Monday, November 22, 2010

Life Lesson

He m
aintained a position of ongoing inquiry, his face tilted, eyes laughing while a matching grin pasted to his face. But the man revealed this lofty persona only to a few ... that being his students, and only in their lessons.


In contrast to the playful expression, most times he walked plainly, hands at his side, feet dragging, a vision dull and nondescript, coasting up and down the hallways at school like a ghostly ship lost at sea. He moved now in this sluggish way to a student across the room, at a moment’s notice to animate and project those lively eyes in the boy’s face.

“And how would you define hatred, Master Peters?”

Young Jim Peters looked back in alarm. When the teacher, Professor Stein, used the prefix, “master” to address a student, he meant business.

“Professor, I don’t think it really exists as an actual thing, per se. I think hatred is simply a perception, a word we use to describe when disagreeing with someone...it indicates one’s frustration and disappointment with another person. It's a descriptor existing only in thin air.”

“Is that so?” Professor Stein turned on his heel and walked away. With his back turned to the class, he paused, head bowed, one hand stroking his chin. He turned to face them.

“How many of you agree...that hatred has no real substance and only exists in the mind of the beholder?”

Startled classmates glanced at one another before one scant girl in the front raised her hand.

“It’s...it’s not nice to hate. We wouldn’t want to give it that much importance. It is inconsequential. It is an annoying fault of human character ... meant to be ignored.” The skinny, little blond sat back as though waiting to be pounced upon for her remark.

“I see,” the professor replied, pacing across the room in obvious thought. He turned and walked back front and center again. “And so, you feel that hatred is this flighty, little annoyance that you can swat away like a fly when it bothers you?”

“You make it sound lame,” a fellow in the back stated.

“It’s not like that! Hatred is painful to feel. It eats you up inside,” another quipped.

“Yeah, don’t talk down to us!” one brave soul offered.

Professor Stein glared at his class. “Who has taught you this nonsense?” He asked this slowly and in the slightest of whispers.

The students once again looked perplexed, searching their ranks for answers.

Eyes blazing Professor Stein asked, “If feeling hatred is so hard on the purveyor, then don’t you think the one on whom it is lashed must suffer a million times as much?”

Silence.

He continued. “So, you are surprised to hear that the hatred you feel can cause pain to another. It is not simply all about you and your ‘discomfort.’”

He waited.

“Even just a hateful stare can slice through the heart of another,” Professor Stein continued. “And when your hate is trivialized by you, pushed aside like an unwelcome visitor, it will not stand for that. It eats you up inside, building a voice, getting stronger. It demands that all can see and feel it. It demands recognition.”

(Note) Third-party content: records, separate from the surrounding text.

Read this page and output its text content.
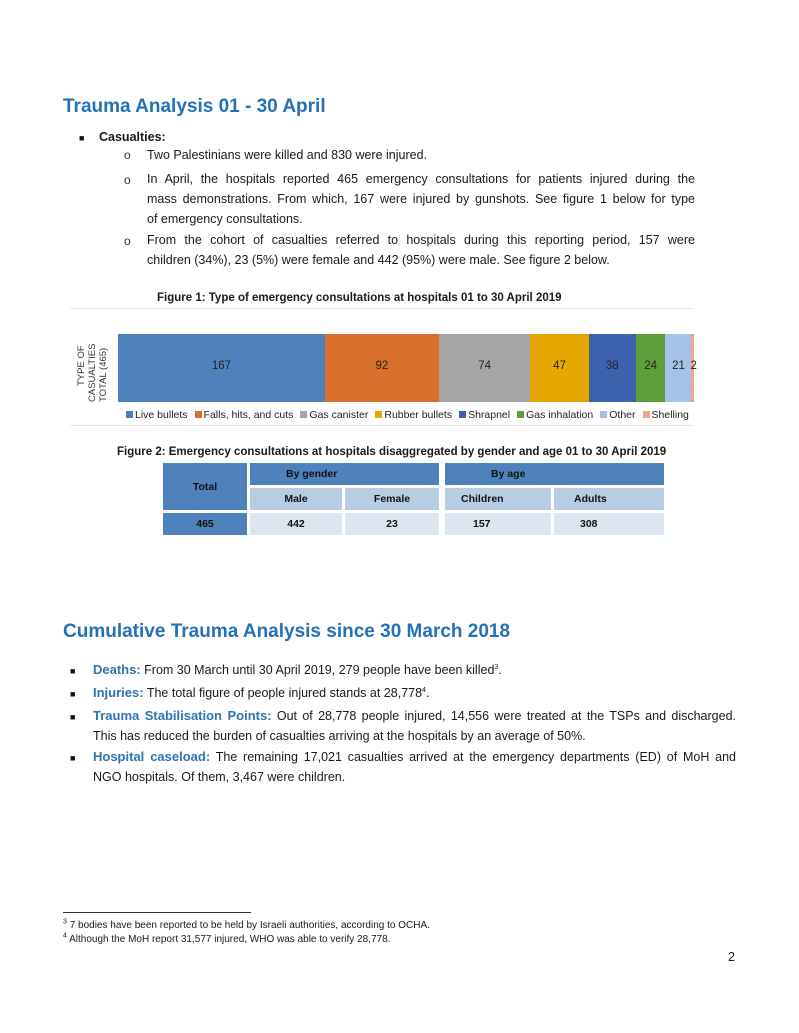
Trauma Analysis 01 - 30 April
■ Casualties:
o Two Palestinians were killed and 830 were injured.
o In April, the hospitals reported 465 emergency consultations for patients injured during the
mass demonstrations. From which, 167 were injured by gunshots. See figure 1 below for type
of emergency consultations.
o From the cohort of casualties referred to hospitals during this reporting period, 157 were
children (34%), 23 (5%) were female and 442 (95%) were male. See figure 2 below.
Figure 1: Type of emergency consultations at hospitals 01 to 30 April 2019
TYPE OF CASUALTIES TOTAL (465)	167	92	74	47	38	24	21 2
Live bullets Falls, hits, and cuts Gas canister Rubber bullets Shrapnel Gas inhalation Other Shelling
Figure 2: Emergency consultations at hospitals disaggregated by gender and age 01 to 30 April 2019
Total	By gender			By age	
	Male	Female		Children	Adults
465	442	23		157	308
Cumulative Trauma Analysis since 30 March 2018
■ Deaths: From 30 March until 30 April 2019, 279 people have been killed$^3$.
■ Injuries: The total figure of people injured stands at 28,778$^4$.
■ Trauma Stabilisation Points: Out of 28,778 people injured, 14,556 were treated at the TSPs and discharged.
This has reduced the burden of casualties arriving at the hospitals by an average of 50%.
■ Hospital caseload: The remaining 17,021 casualties arrived at the emergency departments (ED) of MoH and
NGO hospitals. Of them, 3,467 were children.
$^3$ 7 bodies have been reported to be held by Israeli authorities, according to OCHA.
$^4$ Although the MoH report 31,577 injured, WHO was able to verify 28,778.
2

The lights in his eyes went out, and that dull professor returned. With a shaky hand, he rolled up his sleeve. He took short, nervous breaths as he did so. Pulling back the cloth, a smudge on his left forearm glared out at the students. Closer observation revealed a triangle with three numbers, 6-6-9, tattooed on the skin. The lines were drawn in scrawny animation, angular and irregular, racing across weathered flesh. The numbers screamed out the horrors of decades past, a time these students could only read about in books.

“I got this in a Nazi concentration camp in 1942. This is what happens when hatred is left unacknowledged and unchecked to run free.”

Like leaves rustling in the wind, a stunned reaction blew up and down the rows of students. The professor didn’t notice. He was a man alone.

“It hurt when they punched the needles into my arm, but even more the tool sliced into my soul and sucked it out. They took it from me.

“I was excrement to them. They reduced me to nothing, no humanity, no soul, a cattle to call, branded like an animal. My dignity, my life, my family, my friends, all gone. They spat on me, and they kicked me, and left me to lie in my own filth.” He turned his back to the class.

“You can’t treat it so lightly. You must learn to acknowledge hatred’s power over you and dig it out -- find the roots and dig it out, to fight it with the only force strong enough to win against it. For God’s sake, counter it with all the love the angels can inspire. 

"For me, this is a daily struggle. I wake up and my first thought is I have another day of hate emerging, kicking and scratching to be set free -- memories haunt me ... memories of them watching me, their eyes burning; but in my next breath, I ask my heart to listen. I offer it love to conquer the hate. Each day my blackened heart tires more of my pacifist ramblings. It shudders and makes room to let a little more love in, a little more of me back ... someday, God willing, I'll be purified and emerge whole again. Would that my enemies would have tried each morning to find love in themselves instead of hate for me.”

He realized he’d said too much, and shaking himself from the nightmare, he walked back to stand behind his desk. He stood tall.

“Class dismissed,” he said. 

A life lesson had been given, from he who lived it.